Pessimists murmured that this was a sign of the coming end. The orks built their foul constructs beyond the range of the Basilisks and Earthshaker batteries, and the defenders could only watch. The sight of the greenskins’ massive new fume stacks and construction blocks had an immediate demoralising effect. Suicides increased among Rynnite civilians and soldiers alike, despite the warnings and threats of the commissars. Dare to insult the Emperor by killing yourself, the black-clad zealots warned everyone, and those you hold dearest will suffer a longer, more painful death as punishment.
At first, this merely prompted hopeless men to slaughter their own families with merciful swiftness before turning their weapons on themselves. It was an intolerable situation. Every last individual capable of firing a lasgun had to be drafted onto the walls.

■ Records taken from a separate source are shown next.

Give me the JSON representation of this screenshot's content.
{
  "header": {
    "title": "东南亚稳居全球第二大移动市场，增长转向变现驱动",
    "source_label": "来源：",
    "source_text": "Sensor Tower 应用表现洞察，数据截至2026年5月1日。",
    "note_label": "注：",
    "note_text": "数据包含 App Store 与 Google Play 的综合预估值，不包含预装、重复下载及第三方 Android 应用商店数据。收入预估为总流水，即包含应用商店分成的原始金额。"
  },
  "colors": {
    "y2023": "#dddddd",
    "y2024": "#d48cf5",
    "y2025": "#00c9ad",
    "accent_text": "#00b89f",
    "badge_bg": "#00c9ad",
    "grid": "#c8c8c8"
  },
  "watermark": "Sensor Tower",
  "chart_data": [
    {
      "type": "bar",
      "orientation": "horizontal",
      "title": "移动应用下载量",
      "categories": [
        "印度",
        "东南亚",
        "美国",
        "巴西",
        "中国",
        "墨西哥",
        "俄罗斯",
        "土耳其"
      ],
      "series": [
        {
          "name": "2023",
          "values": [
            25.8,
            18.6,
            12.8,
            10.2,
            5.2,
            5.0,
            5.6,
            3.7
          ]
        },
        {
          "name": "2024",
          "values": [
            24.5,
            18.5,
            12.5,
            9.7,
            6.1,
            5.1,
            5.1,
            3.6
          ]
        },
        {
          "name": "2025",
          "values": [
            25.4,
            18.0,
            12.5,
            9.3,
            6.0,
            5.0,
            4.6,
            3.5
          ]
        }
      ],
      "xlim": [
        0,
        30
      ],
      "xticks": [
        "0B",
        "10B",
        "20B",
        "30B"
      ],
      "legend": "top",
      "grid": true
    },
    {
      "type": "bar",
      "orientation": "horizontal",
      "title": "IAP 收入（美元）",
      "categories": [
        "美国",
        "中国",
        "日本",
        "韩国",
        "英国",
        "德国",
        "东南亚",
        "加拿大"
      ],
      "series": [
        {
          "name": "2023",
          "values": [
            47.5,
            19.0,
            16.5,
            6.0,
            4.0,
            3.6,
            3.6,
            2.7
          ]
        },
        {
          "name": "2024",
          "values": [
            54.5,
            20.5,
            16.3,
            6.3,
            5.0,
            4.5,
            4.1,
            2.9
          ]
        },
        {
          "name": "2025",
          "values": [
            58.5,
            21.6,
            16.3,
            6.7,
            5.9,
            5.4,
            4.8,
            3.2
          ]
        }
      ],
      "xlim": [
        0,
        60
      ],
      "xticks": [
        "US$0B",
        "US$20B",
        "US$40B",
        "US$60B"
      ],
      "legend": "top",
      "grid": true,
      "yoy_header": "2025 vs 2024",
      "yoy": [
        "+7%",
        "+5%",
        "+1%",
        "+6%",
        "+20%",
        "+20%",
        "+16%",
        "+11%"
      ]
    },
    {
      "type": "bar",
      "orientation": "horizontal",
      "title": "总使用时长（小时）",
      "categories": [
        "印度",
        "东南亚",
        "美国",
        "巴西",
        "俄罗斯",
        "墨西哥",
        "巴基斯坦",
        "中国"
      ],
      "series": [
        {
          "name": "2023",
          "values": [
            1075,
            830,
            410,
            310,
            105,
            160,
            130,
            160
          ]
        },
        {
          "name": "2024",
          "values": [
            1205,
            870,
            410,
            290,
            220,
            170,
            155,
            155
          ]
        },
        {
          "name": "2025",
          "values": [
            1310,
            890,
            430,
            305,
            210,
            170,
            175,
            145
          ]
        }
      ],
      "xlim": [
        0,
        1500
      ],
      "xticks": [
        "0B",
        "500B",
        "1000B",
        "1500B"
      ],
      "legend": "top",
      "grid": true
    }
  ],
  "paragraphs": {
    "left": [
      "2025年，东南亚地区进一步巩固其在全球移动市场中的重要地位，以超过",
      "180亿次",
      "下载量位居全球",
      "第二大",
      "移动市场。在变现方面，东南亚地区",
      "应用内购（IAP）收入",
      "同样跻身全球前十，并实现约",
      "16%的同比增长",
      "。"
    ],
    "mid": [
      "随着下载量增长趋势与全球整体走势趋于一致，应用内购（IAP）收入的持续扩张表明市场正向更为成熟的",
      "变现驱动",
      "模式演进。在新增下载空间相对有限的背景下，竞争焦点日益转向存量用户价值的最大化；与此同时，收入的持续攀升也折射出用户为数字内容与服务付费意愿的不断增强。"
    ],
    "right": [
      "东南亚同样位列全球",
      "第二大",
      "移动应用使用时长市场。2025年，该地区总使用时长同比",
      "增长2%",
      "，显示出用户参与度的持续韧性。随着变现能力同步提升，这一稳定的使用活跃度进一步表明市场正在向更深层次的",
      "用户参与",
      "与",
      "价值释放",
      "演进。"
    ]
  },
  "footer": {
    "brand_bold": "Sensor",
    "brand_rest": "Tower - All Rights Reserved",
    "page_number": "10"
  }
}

From the ramparts, they saw their planet burn. The forces of the Arch-Arsonist set light to everything within reach. Fields blazed. Forests flared and crackled. Nothing was untouched by the hungry flames. It was now, with many losing their last vestiges of hope, that Lady Maia Cagliestra made a decision. Much of the Upper Rynnhouse railed against it, but the governor would not be swayed. Together, she and a cadre of noble ladies would take to the walls themselves, bringing light and comfort, she hoped, to the tired men who defended them. Viscount Isopho made an impassioned personal protest against this. Maia planned to visit those sections of the perimeter where the fighting was heaviest, since it was these men, she judged, who needed her support most. The viscount’s pleas achieved little at first, but Maia finally conceded to visit the walls only at night, since the fighting usually died off then. With the troopers at rest, she would have greater opportunity to speak with them and dispense food and water.